Em seu primeiro mandato à frente do governo de um estado da federação, um governador se deparou com a complexidade técnica da linguagem orçamentária. Durante a campanha, ele havia se comprometido a promover uma transformação na qualidade do ensino no estado. Para compreender melhor os programas em curso nessa área, ele solicitou um diagnóstico elaborado em conjunto pelas secretarias de planejamento e educação. O governador pediu um relato claro e objetivo que pudesse responder às seguintes questões: - O que está sendo desenvolvido para alcançar os objetivos dos programas na área de educação no estado? - Como está sendo feito? - Quais os resultados (produtos) esperados? - Como os programas estão sendo mensurados ou avaliados? Essas perguntas do governador podem ser respondidas a partir de uma análise adequada das despesas da área de educação, considerando a seguinte categoria:
- A)ação;
Correta, porque a ação detalha o que será feito, como será feito, os produtos esperados e a forma de mensuração.
- B)subfunção;
Errada, porque a subfunção apenas agrega despesas por área de atuação mais específica dentro da função, sem detalhar produtos e metas.
- C)elemento de despesa;
Errada, porque o elemento de despesa identifica o objeto do gasto, como pessoal, material ou serviço, e não a programação finalística.
- D)natureza de despesa;
Errada, porque a natureza de despesa classifica o gasto pelo seu aspecto econômico, como categoria, grupo e modalidade, sem responder ao desempenho do programa.
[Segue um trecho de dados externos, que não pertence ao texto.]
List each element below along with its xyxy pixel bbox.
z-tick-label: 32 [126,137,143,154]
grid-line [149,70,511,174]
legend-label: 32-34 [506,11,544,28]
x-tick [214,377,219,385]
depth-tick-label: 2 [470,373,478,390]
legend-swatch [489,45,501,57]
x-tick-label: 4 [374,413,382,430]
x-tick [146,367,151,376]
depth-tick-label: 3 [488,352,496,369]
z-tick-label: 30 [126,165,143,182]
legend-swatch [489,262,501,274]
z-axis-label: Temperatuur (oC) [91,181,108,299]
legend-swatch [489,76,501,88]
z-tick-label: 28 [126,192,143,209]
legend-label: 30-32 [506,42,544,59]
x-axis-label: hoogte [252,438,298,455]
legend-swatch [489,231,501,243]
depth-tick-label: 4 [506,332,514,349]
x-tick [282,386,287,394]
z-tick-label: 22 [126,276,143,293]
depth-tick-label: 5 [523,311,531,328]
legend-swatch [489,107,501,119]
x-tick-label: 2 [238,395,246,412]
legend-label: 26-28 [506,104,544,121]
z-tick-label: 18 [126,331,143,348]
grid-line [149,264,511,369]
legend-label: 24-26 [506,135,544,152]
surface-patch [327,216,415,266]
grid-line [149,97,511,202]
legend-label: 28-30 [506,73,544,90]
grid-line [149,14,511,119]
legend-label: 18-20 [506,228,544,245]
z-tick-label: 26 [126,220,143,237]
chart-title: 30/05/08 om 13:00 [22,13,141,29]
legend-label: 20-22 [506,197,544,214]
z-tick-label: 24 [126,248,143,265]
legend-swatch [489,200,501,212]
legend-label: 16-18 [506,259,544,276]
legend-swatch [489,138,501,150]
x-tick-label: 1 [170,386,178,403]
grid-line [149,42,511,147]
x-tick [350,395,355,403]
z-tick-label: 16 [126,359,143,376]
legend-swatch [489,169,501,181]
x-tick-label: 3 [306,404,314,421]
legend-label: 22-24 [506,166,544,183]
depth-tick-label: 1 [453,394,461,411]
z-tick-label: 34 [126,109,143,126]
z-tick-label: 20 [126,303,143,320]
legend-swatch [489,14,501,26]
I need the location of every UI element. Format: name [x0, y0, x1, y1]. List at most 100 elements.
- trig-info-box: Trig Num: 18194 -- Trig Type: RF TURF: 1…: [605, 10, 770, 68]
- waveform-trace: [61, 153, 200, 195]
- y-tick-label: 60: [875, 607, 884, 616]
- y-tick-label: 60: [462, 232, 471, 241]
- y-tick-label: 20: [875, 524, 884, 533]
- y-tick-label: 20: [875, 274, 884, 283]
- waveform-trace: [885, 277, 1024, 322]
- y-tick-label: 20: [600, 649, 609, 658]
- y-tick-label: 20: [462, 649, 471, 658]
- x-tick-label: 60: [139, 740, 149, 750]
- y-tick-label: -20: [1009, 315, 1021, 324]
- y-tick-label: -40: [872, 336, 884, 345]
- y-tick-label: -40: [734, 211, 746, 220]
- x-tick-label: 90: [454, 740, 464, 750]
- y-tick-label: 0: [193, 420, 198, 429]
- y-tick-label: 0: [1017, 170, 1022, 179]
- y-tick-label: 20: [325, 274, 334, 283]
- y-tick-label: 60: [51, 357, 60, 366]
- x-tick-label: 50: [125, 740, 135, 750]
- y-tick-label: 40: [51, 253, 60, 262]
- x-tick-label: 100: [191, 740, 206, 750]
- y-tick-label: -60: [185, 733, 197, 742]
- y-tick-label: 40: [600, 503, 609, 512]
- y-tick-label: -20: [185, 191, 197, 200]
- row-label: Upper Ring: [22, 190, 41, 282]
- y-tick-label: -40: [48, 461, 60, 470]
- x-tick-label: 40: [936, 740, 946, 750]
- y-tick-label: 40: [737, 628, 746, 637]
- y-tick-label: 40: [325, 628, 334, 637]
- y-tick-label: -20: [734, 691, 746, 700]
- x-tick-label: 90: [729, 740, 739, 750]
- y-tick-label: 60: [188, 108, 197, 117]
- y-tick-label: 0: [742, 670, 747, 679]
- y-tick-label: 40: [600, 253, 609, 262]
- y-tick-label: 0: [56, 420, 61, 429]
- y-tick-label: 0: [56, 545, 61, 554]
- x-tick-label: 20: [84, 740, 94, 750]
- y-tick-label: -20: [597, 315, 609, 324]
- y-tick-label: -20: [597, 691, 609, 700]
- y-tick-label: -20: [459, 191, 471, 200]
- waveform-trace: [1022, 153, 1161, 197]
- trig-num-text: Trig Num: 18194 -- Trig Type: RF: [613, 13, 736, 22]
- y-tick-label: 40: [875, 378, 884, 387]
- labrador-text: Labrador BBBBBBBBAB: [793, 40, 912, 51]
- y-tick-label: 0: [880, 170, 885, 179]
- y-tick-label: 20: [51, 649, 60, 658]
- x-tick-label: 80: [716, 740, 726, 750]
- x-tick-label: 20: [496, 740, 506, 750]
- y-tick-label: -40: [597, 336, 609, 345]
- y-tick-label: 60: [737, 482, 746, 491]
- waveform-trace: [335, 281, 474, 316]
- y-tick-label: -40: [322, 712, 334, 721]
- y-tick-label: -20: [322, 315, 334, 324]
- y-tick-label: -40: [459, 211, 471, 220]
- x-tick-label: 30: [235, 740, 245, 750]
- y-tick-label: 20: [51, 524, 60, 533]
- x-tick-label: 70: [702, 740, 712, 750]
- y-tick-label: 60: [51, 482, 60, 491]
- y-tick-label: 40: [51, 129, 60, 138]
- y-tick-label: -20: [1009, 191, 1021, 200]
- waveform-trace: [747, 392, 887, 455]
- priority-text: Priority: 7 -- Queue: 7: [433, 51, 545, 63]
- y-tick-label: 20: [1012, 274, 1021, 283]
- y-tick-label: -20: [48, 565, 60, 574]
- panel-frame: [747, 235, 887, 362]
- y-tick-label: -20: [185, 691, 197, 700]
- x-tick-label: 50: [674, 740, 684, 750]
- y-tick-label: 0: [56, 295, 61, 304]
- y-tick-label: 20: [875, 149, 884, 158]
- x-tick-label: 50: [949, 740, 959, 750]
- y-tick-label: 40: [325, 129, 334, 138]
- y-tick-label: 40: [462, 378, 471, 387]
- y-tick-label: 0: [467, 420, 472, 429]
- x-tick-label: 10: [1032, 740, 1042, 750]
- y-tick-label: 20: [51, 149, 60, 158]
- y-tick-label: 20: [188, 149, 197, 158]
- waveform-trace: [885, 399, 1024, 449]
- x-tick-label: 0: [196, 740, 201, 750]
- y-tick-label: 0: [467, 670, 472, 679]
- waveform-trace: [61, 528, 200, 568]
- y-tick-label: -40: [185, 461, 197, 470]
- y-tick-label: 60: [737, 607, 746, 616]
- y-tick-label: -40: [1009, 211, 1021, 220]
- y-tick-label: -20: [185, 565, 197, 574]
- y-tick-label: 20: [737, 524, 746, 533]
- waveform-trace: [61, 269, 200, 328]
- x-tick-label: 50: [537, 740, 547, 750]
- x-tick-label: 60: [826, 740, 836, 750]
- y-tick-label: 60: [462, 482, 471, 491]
- E)modalidade de aplicação.
Errada, porque a modalidade de aplicação indica como os recursos serão aplicados entre órgãos e entidades, e não o conteúdo programático da ação.
Gabarito: A
A questão quer saber qual categoria do orçamento responde ao famoso pacote de perguntas: o que se faz, como se faz, quais produtos se esperam e como medir isso. Em linguagem de AFO, isso é a lógica da programação orçamentária por ações. A ação é o menor nível de programação com finalidade concreta, e pode aparecer como projeto, atividade ou operação especial. Na prática, a ação funciona como a "peça visível" do programa. Se o programa é a ideia maior, a ação mostra o trabalho de fato sendo executado para atingir seus objetivos. É nela que você enxerga o que está sendo desenvolvido, a forma de execução, os produtos esperados e os indicadores de acompanhamento. Ou seja, ela traduz o planejamento em algo mensurável. Por isso o gabarito é a alternativa A. O conceito está alinhado à classificação funcional-programática usada na administração pública, conforme a estrutura da despesa no orçamento e os manuais aplicáveis, como o MCASP e a legislação orçamentária, que tratam a ação como o nível que detalha a produção pública e sua mensuração. As demais opções ficam em outros degraus da classificação da despesa. Elas são importantes, claro, mas nenhuma delas responde tão bem ao conjunto de perguntas do governador quanto a ação, que é justamente o ponto de contato entre o planejamento e a entrega do resultado.